La complessa indagine, avviata nel 2010, come ha riferito la questura catanese, ha visto convergere in un’unica operazione di polizia due diverse attività di contrasto del fenomeno illecito in cui preziosa è stata la collaborazione dell’Interpol.
E’ stato individuato un sito web con sede in Germania che diffondeva immagini di pedopornografia e sono stati identificati gli utenti italiani che avevano acquisito foto di pornografia minorile da quel sito. Il sito in meno di due mesi aveva avuto oltre 44 mila accessi nella sezione nominata Teen group contenente centinaia di immagini di bambini coinvolti in atti sessuali.
Per alcuni mesi la polizia italiana e quella tedesca hanno seguito le tracce telematiche di utenti che sulla rete eDonkey2000 divulgavano video dal contenuto pedo-pornografico.
Tra le persone finite nella rete anche un pensionato di Rovato, un operaio di Rezzato e un impiegato di Brescia, denunciate a vario titolo per detenzione e divulgazione di materiale pedopornografico.
E’ stato utilizzato un sistema già conosciuto dalla polizia
italiana che consente di monitorare le reti e individuare coloro che diffondono determinati file. Le persone arrestate risiedono a Siracusa, Napoli, Firenze (tre), Massa Carrara, Modena e Bolzano.

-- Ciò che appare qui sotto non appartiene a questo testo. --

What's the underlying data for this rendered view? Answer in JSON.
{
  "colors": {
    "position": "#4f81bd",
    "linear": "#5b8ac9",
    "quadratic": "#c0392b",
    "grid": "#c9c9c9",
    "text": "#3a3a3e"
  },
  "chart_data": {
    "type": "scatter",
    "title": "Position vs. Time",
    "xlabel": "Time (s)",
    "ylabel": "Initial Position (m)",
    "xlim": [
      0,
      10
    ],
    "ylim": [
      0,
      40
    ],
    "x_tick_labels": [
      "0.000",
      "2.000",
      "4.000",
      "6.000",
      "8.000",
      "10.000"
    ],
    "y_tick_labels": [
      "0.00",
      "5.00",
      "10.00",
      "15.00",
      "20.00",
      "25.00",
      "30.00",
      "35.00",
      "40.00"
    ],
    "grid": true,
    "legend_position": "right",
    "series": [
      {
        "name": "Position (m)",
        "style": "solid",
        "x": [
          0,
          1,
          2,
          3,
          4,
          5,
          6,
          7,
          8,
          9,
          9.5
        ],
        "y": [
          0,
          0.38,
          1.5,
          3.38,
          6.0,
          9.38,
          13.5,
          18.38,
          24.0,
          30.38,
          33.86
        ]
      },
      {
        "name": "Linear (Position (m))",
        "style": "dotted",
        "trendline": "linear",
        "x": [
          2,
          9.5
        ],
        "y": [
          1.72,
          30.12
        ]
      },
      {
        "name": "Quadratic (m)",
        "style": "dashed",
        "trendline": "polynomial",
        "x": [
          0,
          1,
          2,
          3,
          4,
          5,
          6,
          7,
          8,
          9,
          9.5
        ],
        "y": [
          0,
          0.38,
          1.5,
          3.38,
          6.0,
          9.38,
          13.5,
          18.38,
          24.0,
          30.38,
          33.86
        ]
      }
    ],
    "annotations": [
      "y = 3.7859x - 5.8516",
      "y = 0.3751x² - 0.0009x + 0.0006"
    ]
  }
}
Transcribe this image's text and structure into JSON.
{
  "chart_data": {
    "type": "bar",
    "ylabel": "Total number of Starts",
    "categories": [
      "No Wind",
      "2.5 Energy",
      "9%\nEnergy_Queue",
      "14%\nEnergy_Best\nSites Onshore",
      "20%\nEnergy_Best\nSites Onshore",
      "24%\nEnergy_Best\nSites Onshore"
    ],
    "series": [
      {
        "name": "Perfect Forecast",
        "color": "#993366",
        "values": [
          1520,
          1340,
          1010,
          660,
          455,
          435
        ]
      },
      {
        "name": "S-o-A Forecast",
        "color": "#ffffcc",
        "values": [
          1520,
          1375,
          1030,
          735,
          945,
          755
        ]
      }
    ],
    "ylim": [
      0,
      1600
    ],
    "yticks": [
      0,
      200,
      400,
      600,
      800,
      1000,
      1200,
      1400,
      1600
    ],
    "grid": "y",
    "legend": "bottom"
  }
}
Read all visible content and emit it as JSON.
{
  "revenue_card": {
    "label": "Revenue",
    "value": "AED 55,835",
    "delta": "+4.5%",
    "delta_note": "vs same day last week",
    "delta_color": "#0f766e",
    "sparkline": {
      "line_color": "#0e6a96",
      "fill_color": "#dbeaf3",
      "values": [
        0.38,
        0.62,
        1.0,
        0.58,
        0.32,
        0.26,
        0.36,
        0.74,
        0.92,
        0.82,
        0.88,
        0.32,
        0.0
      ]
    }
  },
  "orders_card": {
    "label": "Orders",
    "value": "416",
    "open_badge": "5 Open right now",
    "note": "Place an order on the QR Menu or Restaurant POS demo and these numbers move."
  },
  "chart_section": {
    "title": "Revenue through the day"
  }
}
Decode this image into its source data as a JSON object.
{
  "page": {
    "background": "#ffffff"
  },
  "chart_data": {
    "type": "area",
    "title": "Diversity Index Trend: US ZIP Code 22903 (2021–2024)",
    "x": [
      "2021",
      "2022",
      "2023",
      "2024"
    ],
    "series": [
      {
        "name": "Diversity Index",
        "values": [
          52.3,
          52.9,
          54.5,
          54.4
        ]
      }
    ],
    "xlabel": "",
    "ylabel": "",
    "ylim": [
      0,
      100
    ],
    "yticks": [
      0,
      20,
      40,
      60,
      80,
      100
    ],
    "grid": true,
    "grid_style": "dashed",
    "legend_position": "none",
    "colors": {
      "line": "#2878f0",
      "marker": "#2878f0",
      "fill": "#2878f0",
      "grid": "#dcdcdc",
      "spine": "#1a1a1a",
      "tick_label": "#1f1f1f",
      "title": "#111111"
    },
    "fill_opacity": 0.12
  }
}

Tutti gli arrestati, secondo quanto riferito dalla  polizia, detenevano e, in alcuni casi, divulgavano ingenti quantità di video di pornografia minorile. In particolare, l’arrestato di Napoli tra il numeroso materiale pedopornografico deteneva immagini autoprodotte raffiguranti adolescenti e minori ripresi nel bagno di casa con le parti intime scoperte, mentre ”espletavano attività fisiologiche”. Un altro degli arrestati ha tentato la fuga portandosi degli hard disk e un altro ancora deteneva oltre 436.000 file di pornografia minorile.
Le province dove risiedono gli indagati sono, oltre a Brescia, Alessandria, Arezzo, Avellino, Bari, Belluno, Bolzano, Biella, Brindisi, Carbonia Iglesias, Catania, Chieti, Cosenza, Crotone, Cuneo, Ferrara, Firenze, Foggia, Grosseto, Imperia, Lecce, Livorno, Mantova, Massa Carrara, Milano, Modena, Napoli, Parma, Pavia, Pisa, Pordenone, Prato, Reggio Emilia, Roma, Siracusa, Torino, Trieste, Trapani, Treviso, Venezia, Verona, Vicenza, Viterbo.